Najeela mengungkapkan, di tengah rendahnya indeks literasi masyarakat, justru akses terhadap layanan keuangan semakin tinggi. Hal tersebut menyebabkan gap antara literasi dan inklusi semakin tidak terkejar.
“Ini tidak hanya literasi keuangan saja, literasi digital juga. Kemampuan untuk mengoptimalkan teknologi belum setinggi yang diharapkan. Kualitas hubungan dalam keluarga sangatlah menentukan kemampuan seseorang untuk punya literasi yang baik,” ungkap Najeela.
Adapun saat ini banyak gen Z dan milenial atau yang berusia 19 hingga 34 tahun berkontribusi besar terhadap tingginya kredit macet di pinjaman online hingga lebih dari Rp 700 miliar.
Head of Deposit and Wealth Management UOB Indonesia Vera Margaret menuturkan, dalam perencanaan keuangan, masyarakat harus memperhatikan porsi konsumsinya dengan mengatur pendapatan dan pengeluaran.
Dalam hal ini, Vera memformulasikan proporsi pengeluaran yang ideal yaitu sekitar 70-85 persen pendapatan digunakan untuk kebutuhan seperti tempat tinggal, makanan hingga untuk hutang yang merupakan tanggung jawab untuk dibayarkan.
“Kita terbiasa diedukasi untuk put saving first, investment first. Tetapi alokasinya tidak bisa separuh dari pendapatan kita, penuhi dulu kebutuhannya. Cukup 10-20 persen disisihkan untuk tabungan yang terpenting kita punya dana darurat sehingga jika ada kebutuhan mendesak tidak perlu pinjam, karena ada simpanan. Lalu juga kita tidak perlu mengganti keinginan karena itu penting untuk memotivasi kita growing to the next level, tetapi alokasinya cukup 5-10 persen. Jadi tidak ada keinginan kita untuk gunakan pinjaman apalagi ke pinjol ilegal,” tutur Vera.

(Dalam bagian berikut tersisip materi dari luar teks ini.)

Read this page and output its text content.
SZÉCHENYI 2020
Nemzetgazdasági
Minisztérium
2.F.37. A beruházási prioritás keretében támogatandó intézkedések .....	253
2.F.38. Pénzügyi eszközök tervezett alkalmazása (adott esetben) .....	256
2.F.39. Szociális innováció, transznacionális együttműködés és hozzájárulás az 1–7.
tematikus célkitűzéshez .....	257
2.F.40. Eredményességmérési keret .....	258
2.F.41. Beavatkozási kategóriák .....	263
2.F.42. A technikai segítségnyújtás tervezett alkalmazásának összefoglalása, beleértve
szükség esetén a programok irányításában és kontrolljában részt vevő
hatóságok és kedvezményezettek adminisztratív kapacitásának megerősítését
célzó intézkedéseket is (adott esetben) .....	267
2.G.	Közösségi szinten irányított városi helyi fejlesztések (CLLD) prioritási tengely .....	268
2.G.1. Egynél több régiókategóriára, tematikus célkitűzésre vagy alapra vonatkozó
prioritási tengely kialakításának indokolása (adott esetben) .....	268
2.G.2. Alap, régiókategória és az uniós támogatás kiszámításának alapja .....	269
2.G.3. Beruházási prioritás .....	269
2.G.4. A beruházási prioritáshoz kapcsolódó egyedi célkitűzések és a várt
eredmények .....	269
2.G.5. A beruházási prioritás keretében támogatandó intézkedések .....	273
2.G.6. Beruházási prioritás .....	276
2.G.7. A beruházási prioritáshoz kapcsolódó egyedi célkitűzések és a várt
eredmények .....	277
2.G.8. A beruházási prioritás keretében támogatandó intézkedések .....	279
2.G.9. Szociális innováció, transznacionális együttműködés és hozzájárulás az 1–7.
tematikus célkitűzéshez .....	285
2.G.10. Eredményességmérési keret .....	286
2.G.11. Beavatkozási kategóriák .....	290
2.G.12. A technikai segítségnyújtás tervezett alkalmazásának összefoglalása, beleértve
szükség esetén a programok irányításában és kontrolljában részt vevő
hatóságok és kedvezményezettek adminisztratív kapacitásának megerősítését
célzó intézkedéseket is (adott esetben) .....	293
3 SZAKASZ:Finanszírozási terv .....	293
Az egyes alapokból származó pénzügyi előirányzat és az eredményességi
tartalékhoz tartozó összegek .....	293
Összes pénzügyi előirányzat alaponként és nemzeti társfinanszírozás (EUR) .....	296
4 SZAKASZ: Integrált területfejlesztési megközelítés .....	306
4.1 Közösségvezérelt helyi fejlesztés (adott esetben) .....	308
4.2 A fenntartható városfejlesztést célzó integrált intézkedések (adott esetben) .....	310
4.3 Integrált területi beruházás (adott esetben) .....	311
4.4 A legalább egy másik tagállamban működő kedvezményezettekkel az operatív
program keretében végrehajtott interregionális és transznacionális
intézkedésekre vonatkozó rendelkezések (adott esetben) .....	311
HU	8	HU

Vera berpesan agar masyarakat tetap mengedepankan prilaku yang baik dalam perencanaan keuangan seperti tidak merubah lifestyle ketika pendapatan bertambah, dan senantiasa disiplin dalam melakukan savings. Selain itu, masyarakat juga perlu mencatat pengeluaran untuk mengetahui spending habits-nya.